Walter recognized that Joaquin was releasing cells from the bone marrow, so he didn’t need a stem cell or bone marrow transplant. It was the lack of an effective thymus that was the problem.
“We had to differentiate the two problems,” Walter says. “He actually could make some good T cells. Some of them were able to react to different infections, and he created a nice diversity of the T cells, but some of the T cells became rogue and started to cause inflammation, including a severe rash and gut inflammation.”
Walter drew from her prior studies and consulted experts around the world (John Sleasman, M.D., at Duke; Austen Worth, BM BCh, Ph.D., and Alexandra Kreins, M.D., Ph.D., in London; and Notarangelo, now at the National Institutes of Health in Bethesda, Maryland) about how to manage Joaquin’s Omenn syndrome condition. They adopted a process called immunomodulation, which carefully alters the body’s immune system through the use of anti-inflammatories, steroids and other medications along with support of antibiotics and immunoglobulin to support the patient’s ability to fight infection.
“He had a very interesting course because he got better and then he got worse, so there were a lot of ups and downs,” Walter says. “It was very hard decision-making every week. We had to pick our own battle about his feeding, his inflammation, his immune system and how best to support him.”
It took a village to help Joaquin, including the dedicated allergy immunology fellow trainees and faculty of Walter’s program. Their learning did not stop at the bedside, and often connected with the research laboratory team to fully understand how the “flames of the disease” are quieting down in Joaquin.
During his prolonged hospital stay of several months, Joaquin was surrounded by medical experts of all specialties and a loving family. His father, who played in a rock band during his youth, often jammed with Child Life support to bring a smile to the baby’s face.
Gradually, Joaquin improved. In January 2025, when he was 8 months old, he got to return home to Guatemala.
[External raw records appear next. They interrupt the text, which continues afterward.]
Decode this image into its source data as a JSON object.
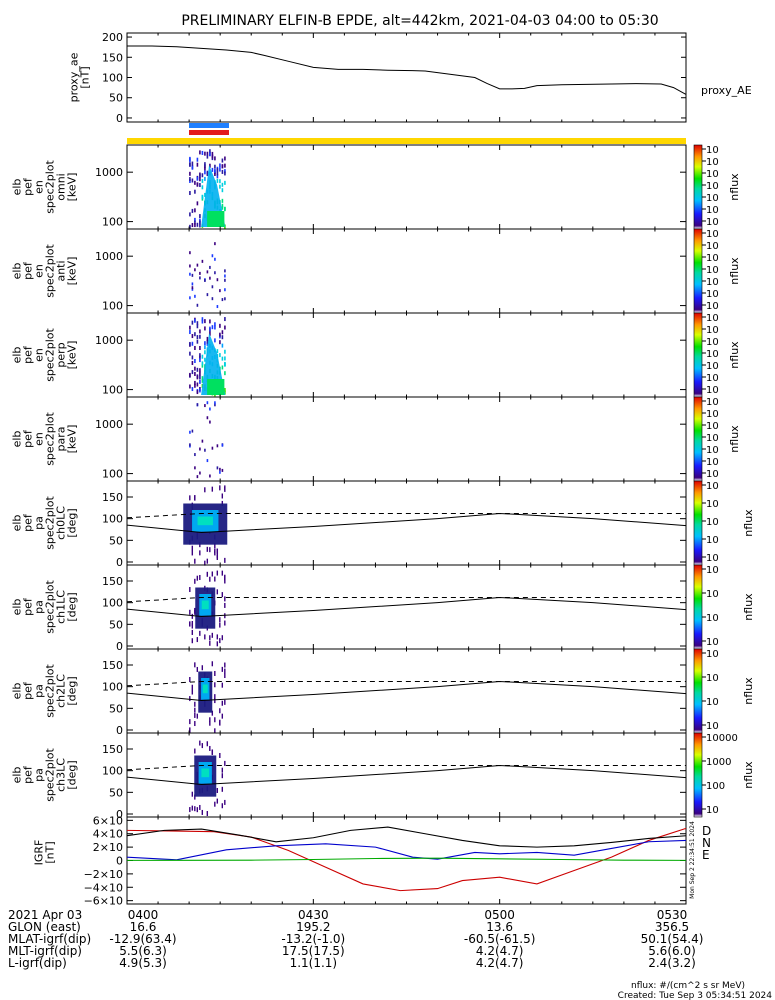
{
  "title": "PRELIMINARY ELFIN-B EPDE, alt=442km, 2021-04-03 04:00 to 05:30",
  "colors": {
    "ae_line": "#000000",
    "bar_yellow": "#ffd700",
    "bar_blue": "#1e7fff",
    "bar_red": "#e31a1c",
    "D": "#cc0000",
    "N": "#0000cc",
    "E": "#00aa00"
  },
  "panels": [
    {
      "ylabel_lines": [
        "proxy_ae",
        "[nT]"
      ],
      "right_label": "proxy_AE"
    },
    {
      "ylabel_lines": [
        "elb",
        "pef",
        "en",
        "spec2plot",
        "omni",
        "[keV]"
      ],
      "cbar_label": "nflux"
    },
    {
      "ylabel_lines": [
        "elb",
        "pef",
        "en",
        "spec2plot",
        "anti",
        "[keV]"
      ],
      "cbar_label": "nflux"
    },
    {
      "ylabel_lines": [
        "elb",
        "pef",
        "en",
        "spec2plot",
        "perp",
        "[keV]"
      ],
      "cbar_label": "nflux"
    },
    {
      "ylabel_lines": [
        "elb",
        "pef",
        "en",
        "spec2plot",
        "para",
        "[keV]"
      ],
      "cbar_label": "nflux"
    },
    {
      "ylabel_lines": [
        "elb",
        "pef",
        "pa",
        "spec2plot",
        "ch0LC",
        "[deg]"
      ],
      "cbar_label": "nflux"
    },
    {
      "ylabel_lines": [
        "elb",
        "pef",
        "pa",
        "spec2plot",
        "ch1LC",
        "[deg]"
      ],
      "cbar_label": "nflux"
    },
    {
      "ylabel_lines": [
        "elb",
        "pef",
        "pa",
        "spec2plot",
        "ch2LC",
        "[deg]"
      ],
      "cbar_label": "nflux"
    },
    {
      "ylabel_lines": [
        "elb",
        "pef",
        "pa",
        "spec2plot",
        "ch3LC",
        "[deg]"
      ],
      "cbar_label": "nflux"
    },
    {
      "ylabel_lines": [
        "IGRF",
        "[nT]"
      ],
      "legend": [
        "D",
        "N",
        "E"
      ]
    }
  ],
  "chart_data": [
    {
      "type": "line",
      "name": "proxy_ae",
      "x_minutes": [
        0,
        4,
        8,
        12,
        16,
        20,
        22,
        26,
        30,
        34,
        38,
        42,
        46,
        48,
        50,
        52,
        54,
        56,
        58,
        60,
        62,
        64,
        66,
        70,
        74,
        78,
        82,
        86,
        88,
        90
      ],
      "y": [
        178,
        178,
        176,
        172,
        168,
        162,
        155,
        140,
        125,
        120,
        120,
        118,
        117,
        116,
        112,
        108,
        104,
        100,
        85,
        72,
        72,
        73,
        80,
        82,
        83,
        84,
        85,
        84,
        75,
        58
      ],
      "yticks": [
        "0",
        "50",
        "100",
        "150",
        "200"
      ],
      "ylim": [
        -10,
        210
      ]
    },
    {
      "type": "heatmap",
      "name": "energy spectrograms",
      "yticks": [
        "100",
        "1000"
      ],
      "active_time_minutes": [
        10,
        16
      ],
      "colorbar_ticks": [
        "10<sup>1</sup>",
        "10<sup>2</sup>",
        "10<sup>3</sup>",
        "10<sup>4</sup>",
        "10<sup>5</sup>",
        "10<sup>6</sup>",
        "10<sup>7</sup>"
      ]
    },
    {
      "type": "heatmap",
      "name": "pitch angle spectrograms",
      "yticks": [
        "0",
        "50",
        "100",
        "150"
      ],
      "ylim": [
        0,
        180
      ],
      "lc_solid_deg": [
        85,
        68,
        82,
        100,
        112,
        100,
        84
      ],
      "lc_dashed_deg": [
        102,
        112,
        112,
        112,
        112,
        112,
        112
      ],
      "lc_x_minutes": [
        0,
        12,
        30,
        50,
        60,
        75,
        90
      ],
      "colorbar_sets": [
        [
          "10<sup>3</sup>",
          "10<sup>4</sup>",
          "10<sup>5</sup>",
          "10<sup>6</sup>",
          "10<sup>7</sup>"
        ],
        [
          "10<sup>3</sup>",
          "10<sup>4</sup>",
          "10<sup>5</sup>",
          "10<sup>6</sup>"
        ],
        [
          "10<sup>2</sup>",
          "10<sup>3</sup>",
          "10<sup>4</sup>",
          "10<sup>5</sup>"
        ],
        [
          "10",
          "100",
          "1000",
          "10000"
        ]
      ]
    },
    {
      "type": "line",
      "name": "IGRF",
      "yticks": [
        "6×10<sup>4</sup>",
        "4×10<sup>4</sup>",
        "2×10<sup>4</sup>",
        "0",
        "−2×10<sup>4</sup>",
        "−4×10<sup>4</sup>",
        "−6×10<sup>4</sup>"
      ],
      "ylim": [
        -65000,
        65000
      ],
      "series": [
        {
          "name": "D",
          "x_minutes": [
            0,
            8,
            14,
            20,
            26,
            32,
            38,
            44,
            50,
            54,
            60,
            66,
            72,
            78,
            84,
            90
          ],
          "values": [
            45000,
            44000,
            43000,
            35000,
            15000,
            -10000,
            -35000,
            -45000,
            -42000,
            -30000,
            -25000,
            -35000,
            -15000,
            5000,
            30000,
            48000
          ]
        },
        {
          "name": "Total",
          "x_minutes": [
            0,
            6,
            12,
            18,
            24,
            30,
            36,
            42,
            48,
            54,
            60,
            66,
            72,
            78,
            84,
            90
          ],
          "values": [
            37000,
            45000,
            47000,
            38000,
            28000,
            34000,
            45000,
            50000,
            40000,
            30000,
            22000,
            20000,
            22000,
            27000,
            33000,
            37000
          ]
        },
        {
          "name": "N",
          "x_minutes": [
            0,
            8,
            16,
            24,
            32,
            40,
            46,
            50,
            56,
            60,
            66,
            72,
            78,
            84,
            90
          ],
          "values": [
            5000,
            1000,
            16000,
            22000,
            25000,
            20000,
            5000,
            2000,
            12000,
            10000,
            12000,
            8000,
            18000,
            28000,
            30000
          ]
        },
        {
          "name": "E",
          "x_minutes": [
            0,
            10,
            20,
            30,
            40,
            50,
            60,
            70,
            80,
            90
          ],
          "values": [
            200,
            300,
            500,
            1500,
            3000,
            3500,
            2500,
            1500,
            500,
            200
          ]
        }
      ]
    }
  ],
  "xaxis": {
    "tick_labels": [
      "0400",
      "0430",
      "0500",
      "0530"
    ],
    "tick_minutes": [
      0,
      30,
      60,
      90
    ]
  },
  "orbit_table": {
    "rows": [
      {
        "label": "2021 Apr 03",
        "vals": [
          "0400",
          "0430",
          "0500",
          "0530"
        ]
      },
      {
        "label": "GLON (east)",
        "vals": [
          "16.6",
          "195.2",
          "13.6",
          "356.5"
        ]
      },
      {
        "label": "MLAT-igrf(dip)",
        "vals": [
          "-12.9(63.4)",
          "-13.2(-1.0)",
          "-60.5(-61.5)",
          "50.1(54.4)"
        ]
      },
      {
        "label": "MLT-igrf(dip)",
        "vals": [
          "5.5(6.3)",
          "17.5(17.5)",
          "4.2(4.7)",
          "5.6(6.0)"
        ]
      },
      {
        "label": "L-igrf(dip)",
        "vals": [
          "4.9(5.3)",
          "1.1(1.1)",
          "4.2(4.7)",
          "2.4(3.2)"
        ]
      }
    ]
  },
  "footer": {
    "units": "nflux: #/(cm^2 s sr MeV)",
    "created": "Created: Tue Sep  3 05:34:51 2024",
    "side_stamp": "Mon Sep  2 22:34:51 2024"
  }
}
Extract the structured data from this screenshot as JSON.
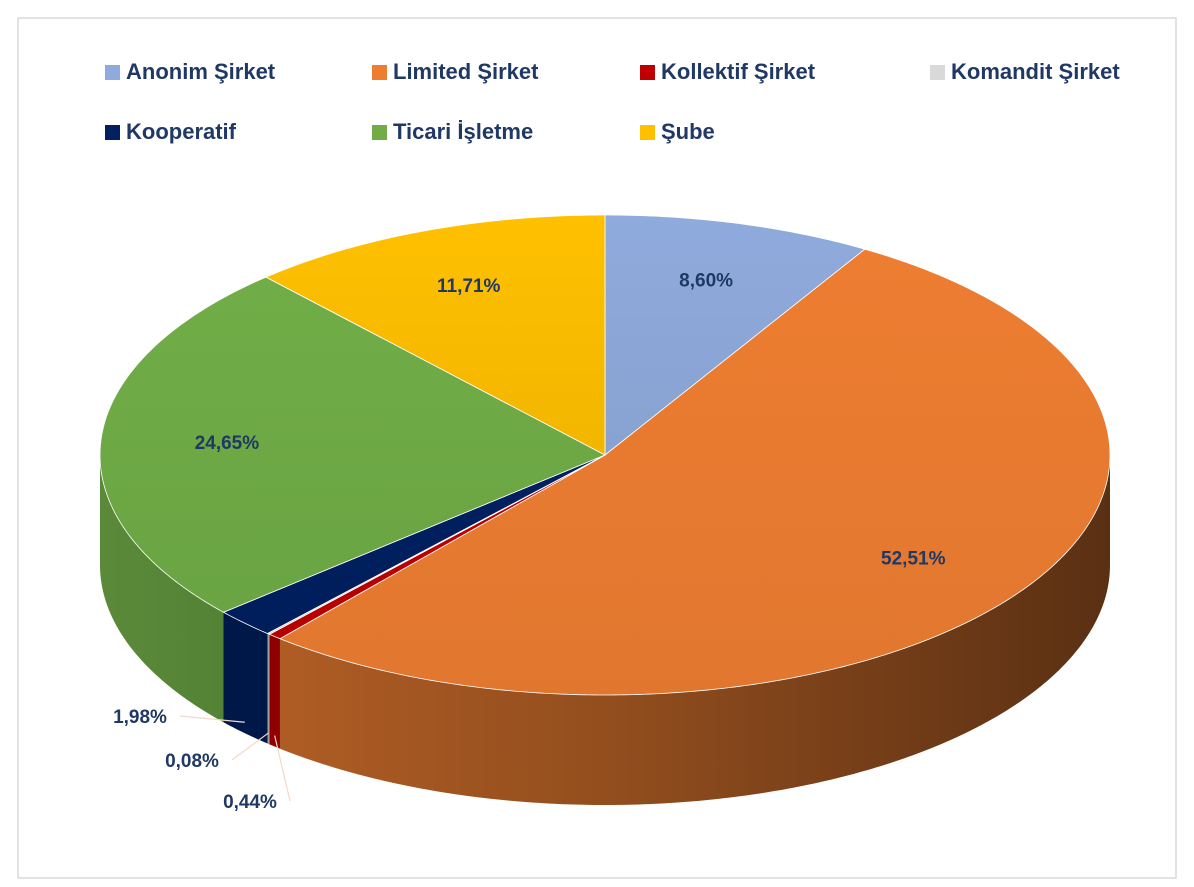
{
  "chart_data": {
    "type": "pie3d",
    "categories": [
      "Anonim Şirket",
      "Limited Şirket",
      "Kollektif Şirket",
      "Komandit Şirket",
      "Kooperatif",
      "Ticari İşletme",
      "Şube"
    ],
    "values": [
      8.6,
      52.51,
      0.44,
      0.08,
      1.98,
      24.65,
      11.71
    ],
    "value_labels": [
      "8,60%",
      "52,51%",
      "0,44%",
      "0,08%",
      "1,98%",
      "24,65%",
      "11,71%"
    ],
    "colors": [
      "#8faadc",
      "#ed7d31",
      "#c00000",
      "#d9d9d9",
      "#002060",
      "#70ad47",
      "#ffc000"
    ],
    "legend": "top"
  }
}
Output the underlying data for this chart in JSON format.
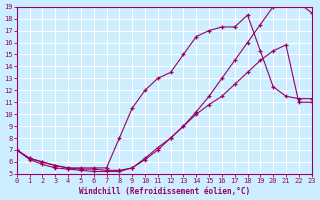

Walter used her contacts through the Jeffrey Modell Foundation to find allergy and immunology specialist Rossina Duarte Ordoñez in Guatemala to see him regularly.
“Every week, I’m getting messages from the doctor, and the family is reaching out,” Walter says. “We are deciding about his medication. Nothing is decided about his treatment without input from our service here at Johns Hopkins All Children’s.”
The Road Ahead
Joaquin still has challenges. The family often wears a mask around him to avoid compromising his immune system. They seek a solution to allow him to both physically and socially flourish.
A thymus transplant might be a possibility even though it is offered at only a few places in the world. Walter is helping the family research and evaluate its options.
At a follow up visit to Johns Hopkins All Children’s just after his first birthday in April, Joaquin displayed a captivating smile at various locations, including a visit to Walter’s research lab.
Andy and Luisa are grateful to Walter and optimisticshe will find a solution. They know their son won’t give up.
“You could see in him a little warrior with great willingness to fight for his life, and I think that was very special,” Luisa says. “I always tell him he was born into a family of love, and that will save his life.
“When I look at his smile, I think that is the most wonderful gift that he can make us.”